R-Powered Clinical Data Standardization: Sanofi’s End-to-End SDTM Implementation & Customized Tool Ecosystem

Speaker: 李龙飞, Sanofi

In clinical research, CDISC SDTM (Study Data Tabulation Model) serves as the cornerstone of data standardization, where the compliance, accuracy, and traceability of its generation process directly impact clinical trial timelines and quality. Sanofi has built an end-to-end solution for the entire SDTM lifecycle based on R, integrating toolchains such as RStudio, Kubeflow, and Docker. Specifically, Docker-based containers enable precise governance of R versions and packages—cross-functional teams (upstream and downstream) adopt consistent container environments for dataset extraction and interaction, ensuring traceability throughout the process. This presentation will focus on the core practices of the solution: standardized metadata management via the custom R package loadmeta, standardized derivation of key variables using sdtmeris, efficient dataset comparison and validation with compare2DF, and visual troubleshooting of log issues through logviewer.

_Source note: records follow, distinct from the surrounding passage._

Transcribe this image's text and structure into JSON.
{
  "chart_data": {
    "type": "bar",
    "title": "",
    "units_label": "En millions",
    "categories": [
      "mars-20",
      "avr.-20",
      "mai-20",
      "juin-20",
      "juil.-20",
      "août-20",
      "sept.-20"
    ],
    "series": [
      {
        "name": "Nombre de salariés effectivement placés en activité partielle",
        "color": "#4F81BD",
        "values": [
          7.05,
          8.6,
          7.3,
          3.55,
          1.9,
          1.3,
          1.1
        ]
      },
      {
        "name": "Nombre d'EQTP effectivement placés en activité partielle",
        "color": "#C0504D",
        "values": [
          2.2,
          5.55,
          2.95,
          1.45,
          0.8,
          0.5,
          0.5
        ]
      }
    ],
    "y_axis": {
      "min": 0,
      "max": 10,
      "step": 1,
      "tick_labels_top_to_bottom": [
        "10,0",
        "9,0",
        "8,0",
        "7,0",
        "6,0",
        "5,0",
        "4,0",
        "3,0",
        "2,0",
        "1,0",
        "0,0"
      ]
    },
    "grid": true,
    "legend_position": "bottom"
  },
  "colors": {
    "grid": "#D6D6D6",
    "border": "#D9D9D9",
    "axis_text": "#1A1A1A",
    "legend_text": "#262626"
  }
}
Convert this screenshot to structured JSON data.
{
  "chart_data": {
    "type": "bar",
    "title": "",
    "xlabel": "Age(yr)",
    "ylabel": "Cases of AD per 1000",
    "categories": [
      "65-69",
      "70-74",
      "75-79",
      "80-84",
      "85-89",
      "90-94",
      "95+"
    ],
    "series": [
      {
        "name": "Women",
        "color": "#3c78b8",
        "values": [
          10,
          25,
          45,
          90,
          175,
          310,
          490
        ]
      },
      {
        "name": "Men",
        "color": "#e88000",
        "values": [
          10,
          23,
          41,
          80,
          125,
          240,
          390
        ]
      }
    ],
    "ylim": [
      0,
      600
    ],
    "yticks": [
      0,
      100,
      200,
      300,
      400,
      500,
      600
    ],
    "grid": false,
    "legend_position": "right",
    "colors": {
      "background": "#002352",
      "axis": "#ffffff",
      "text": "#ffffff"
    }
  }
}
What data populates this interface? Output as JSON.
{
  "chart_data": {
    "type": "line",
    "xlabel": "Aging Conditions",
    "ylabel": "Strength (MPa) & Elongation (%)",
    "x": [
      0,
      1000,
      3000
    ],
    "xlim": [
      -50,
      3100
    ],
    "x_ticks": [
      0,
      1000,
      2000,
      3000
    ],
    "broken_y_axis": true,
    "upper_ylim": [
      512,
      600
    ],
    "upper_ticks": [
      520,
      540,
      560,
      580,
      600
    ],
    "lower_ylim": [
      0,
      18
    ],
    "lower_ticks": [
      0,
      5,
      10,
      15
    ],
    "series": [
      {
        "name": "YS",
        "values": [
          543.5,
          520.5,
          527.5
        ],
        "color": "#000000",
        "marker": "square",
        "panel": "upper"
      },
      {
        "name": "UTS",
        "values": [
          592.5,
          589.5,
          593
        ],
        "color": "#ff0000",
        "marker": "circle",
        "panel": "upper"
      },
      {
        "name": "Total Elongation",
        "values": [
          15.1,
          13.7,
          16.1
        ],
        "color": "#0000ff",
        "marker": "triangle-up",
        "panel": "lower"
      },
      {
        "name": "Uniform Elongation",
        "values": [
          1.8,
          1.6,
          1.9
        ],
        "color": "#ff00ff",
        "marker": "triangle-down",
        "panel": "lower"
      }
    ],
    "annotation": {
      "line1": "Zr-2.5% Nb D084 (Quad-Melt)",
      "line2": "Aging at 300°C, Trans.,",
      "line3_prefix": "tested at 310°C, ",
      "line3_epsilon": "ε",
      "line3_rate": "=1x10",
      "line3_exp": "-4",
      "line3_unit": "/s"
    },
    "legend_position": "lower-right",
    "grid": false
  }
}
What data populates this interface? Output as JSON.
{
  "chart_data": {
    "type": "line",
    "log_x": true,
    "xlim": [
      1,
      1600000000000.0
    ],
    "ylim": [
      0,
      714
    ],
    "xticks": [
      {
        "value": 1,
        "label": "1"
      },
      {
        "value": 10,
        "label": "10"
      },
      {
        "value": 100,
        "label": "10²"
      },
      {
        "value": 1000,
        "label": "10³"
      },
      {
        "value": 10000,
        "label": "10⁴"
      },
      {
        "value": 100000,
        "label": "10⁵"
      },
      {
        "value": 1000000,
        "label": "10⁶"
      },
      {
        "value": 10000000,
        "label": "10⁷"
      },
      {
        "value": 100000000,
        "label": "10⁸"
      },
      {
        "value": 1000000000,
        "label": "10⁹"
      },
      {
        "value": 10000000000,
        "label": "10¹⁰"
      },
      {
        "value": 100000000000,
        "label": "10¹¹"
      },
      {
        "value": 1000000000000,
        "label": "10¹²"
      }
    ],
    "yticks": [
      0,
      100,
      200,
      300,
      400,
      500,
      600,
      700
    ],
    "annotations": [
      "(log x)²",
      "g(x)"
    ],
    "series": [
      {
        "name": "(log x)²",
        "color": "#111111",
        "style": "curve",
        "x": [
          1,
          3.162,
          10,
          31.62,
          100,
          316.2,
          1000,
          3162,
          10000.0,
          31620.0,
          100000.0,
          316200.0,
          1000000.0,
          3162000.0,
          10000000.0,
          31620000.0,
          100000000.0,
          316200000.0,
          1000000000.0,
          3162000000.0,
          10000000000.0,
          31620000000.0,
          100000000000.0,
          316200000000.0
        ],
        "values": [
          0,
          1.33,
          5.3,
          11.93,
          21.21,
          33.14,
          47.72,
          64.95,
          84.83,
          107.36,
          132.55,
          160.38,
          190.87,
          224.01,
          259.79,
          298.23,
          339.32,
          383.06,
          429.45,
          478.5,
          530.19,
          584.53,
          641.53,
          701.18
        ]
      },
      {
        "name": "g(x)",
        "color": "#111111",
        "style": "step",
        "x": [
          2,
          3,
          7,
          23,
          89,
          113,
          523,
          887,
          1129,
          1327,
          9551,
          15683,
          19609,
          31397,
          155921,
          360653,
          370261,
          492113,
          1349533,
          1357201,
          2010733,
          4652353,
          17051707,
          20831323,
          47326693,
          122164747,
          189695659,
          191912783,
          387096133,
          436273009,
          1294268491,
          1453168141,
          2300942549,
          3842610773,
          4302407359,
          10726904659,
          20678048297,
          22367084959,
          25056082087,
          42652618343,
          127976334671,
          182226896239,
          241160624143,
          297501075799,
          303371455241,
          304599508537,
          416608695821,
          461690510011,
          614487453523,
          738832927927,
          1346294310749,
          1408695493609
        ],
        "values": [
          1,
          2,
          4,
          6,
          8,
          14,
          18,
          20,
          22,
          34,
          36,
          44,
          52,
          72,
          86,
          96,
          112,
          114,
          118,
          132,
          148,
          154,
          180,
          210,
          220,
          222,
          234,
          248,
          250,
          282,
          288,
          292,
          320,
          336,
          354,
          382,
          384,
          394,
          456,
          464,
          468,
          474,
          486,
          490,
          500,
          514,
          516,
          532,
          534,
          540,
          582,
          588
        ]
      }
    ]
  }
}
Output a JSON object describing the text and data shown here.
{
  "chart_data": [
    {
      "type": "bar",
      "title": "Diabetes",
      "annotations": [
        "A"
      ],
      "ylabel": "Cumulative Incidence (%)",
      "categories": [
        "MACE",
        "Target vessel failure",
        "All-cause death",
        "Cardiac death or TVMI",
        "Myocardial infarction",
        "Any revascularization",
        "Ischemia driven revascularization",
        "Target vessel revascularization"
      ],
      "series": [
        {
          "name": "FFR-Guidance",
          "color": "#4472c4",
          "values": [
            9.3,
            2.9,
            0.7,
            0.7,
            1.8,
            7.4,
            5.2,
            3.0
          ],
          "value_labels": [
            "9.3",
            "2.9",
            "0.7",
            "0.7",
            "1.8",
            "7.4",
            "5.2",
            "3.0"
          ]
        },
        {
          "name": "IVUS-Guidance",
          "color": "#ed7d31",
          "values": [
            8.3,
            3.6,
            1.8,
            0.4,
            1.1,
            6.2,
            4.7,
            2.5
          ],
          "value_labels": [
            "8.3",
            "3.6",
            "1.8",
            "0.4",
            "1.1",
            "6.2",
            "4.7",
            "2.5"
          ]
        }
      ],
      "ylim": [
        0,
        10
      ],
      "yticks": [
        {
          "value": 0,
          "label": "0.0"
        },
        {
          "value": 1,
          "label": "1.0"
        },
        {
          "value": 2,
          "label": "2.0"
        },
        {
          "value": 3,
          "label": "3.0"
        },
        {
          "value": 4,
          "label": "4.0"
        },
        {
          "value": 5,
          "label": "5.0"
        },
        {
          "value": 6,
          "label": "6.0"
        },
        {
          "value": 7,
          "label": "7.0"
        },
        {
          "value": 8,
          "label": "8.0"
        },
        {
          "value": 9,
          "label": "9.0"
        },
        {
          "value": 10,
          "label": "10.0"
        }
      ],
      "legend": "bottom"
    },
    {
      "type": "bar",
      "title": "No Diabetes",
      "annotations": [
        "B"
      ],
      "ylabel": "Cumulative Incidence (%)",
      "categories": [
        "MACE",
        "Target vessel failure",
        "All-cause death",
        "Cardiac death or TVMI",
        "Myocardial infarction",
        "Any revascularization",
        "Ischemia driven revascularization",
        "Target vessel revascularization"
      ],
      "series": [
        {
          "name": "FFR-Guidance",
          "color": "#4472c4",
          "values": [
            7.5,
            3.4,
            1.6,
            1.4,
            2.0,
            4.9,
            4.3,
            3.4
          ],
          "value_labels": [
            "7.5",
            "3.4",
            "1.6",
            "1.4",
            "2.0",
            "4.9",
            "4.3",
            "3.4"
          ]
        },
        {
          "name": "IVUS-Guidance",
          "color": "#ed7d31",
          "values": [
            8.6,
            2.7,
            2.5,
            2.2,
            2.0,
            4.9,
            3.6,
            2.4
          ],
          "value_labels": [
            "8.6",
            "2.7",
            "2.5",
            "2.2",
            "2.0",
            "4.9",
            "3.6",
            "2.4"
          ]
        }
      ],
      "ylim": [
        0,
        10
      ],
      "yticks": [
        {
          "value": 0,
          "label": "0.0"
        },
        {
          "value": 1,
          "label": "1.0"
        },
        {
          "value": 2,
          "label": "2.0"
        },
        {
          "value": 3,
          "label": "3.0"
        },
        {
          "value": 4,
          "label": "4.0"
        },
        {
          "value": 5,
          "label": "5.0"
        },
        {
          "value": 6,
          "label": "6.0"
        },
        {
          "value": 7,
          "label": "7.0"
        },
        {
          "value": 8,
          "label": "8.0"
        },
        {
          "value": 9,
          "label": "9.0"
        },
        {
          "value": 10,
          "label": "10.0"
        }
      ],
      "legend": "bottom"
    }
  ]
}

AI-Powered Data Automation and Tool Development with Positron on the Posit Platform

Speaker: 胡蕴青, 源资信息科技（上海）有限公司

This presentation centers on AI-driven data automation and custom tool development leveraging Positron—Posit’s next-generation AI-integrated development environment (IDE). It highlights streamlined workflows for direct ingestion of EDC metadata into the R environment to expedite data automation processes, alongside exploring end-to-end data flow orchestration for key clinical deliverables, including SDTM mapping, ADaM dataset generation, and TFLs production.

We will further demonstrate how Positron harnesses real-time R session context and seamless large language model (LLM) integration to deliver targeted, context-aware AI support. The ellmer package serves as a critical bridge, offering a robust R interface to connect with diverse LLM providers such as ChatGPT and Gemini. By combining Positron’s advanced AI functionalities with the enterprise-grade governance frameworks of the Posit Platform, this solution adheres to stringent reproducibility and regulatory standards, encompassing GxP, 21 CFR Part 11, and CDISC compliance requirements.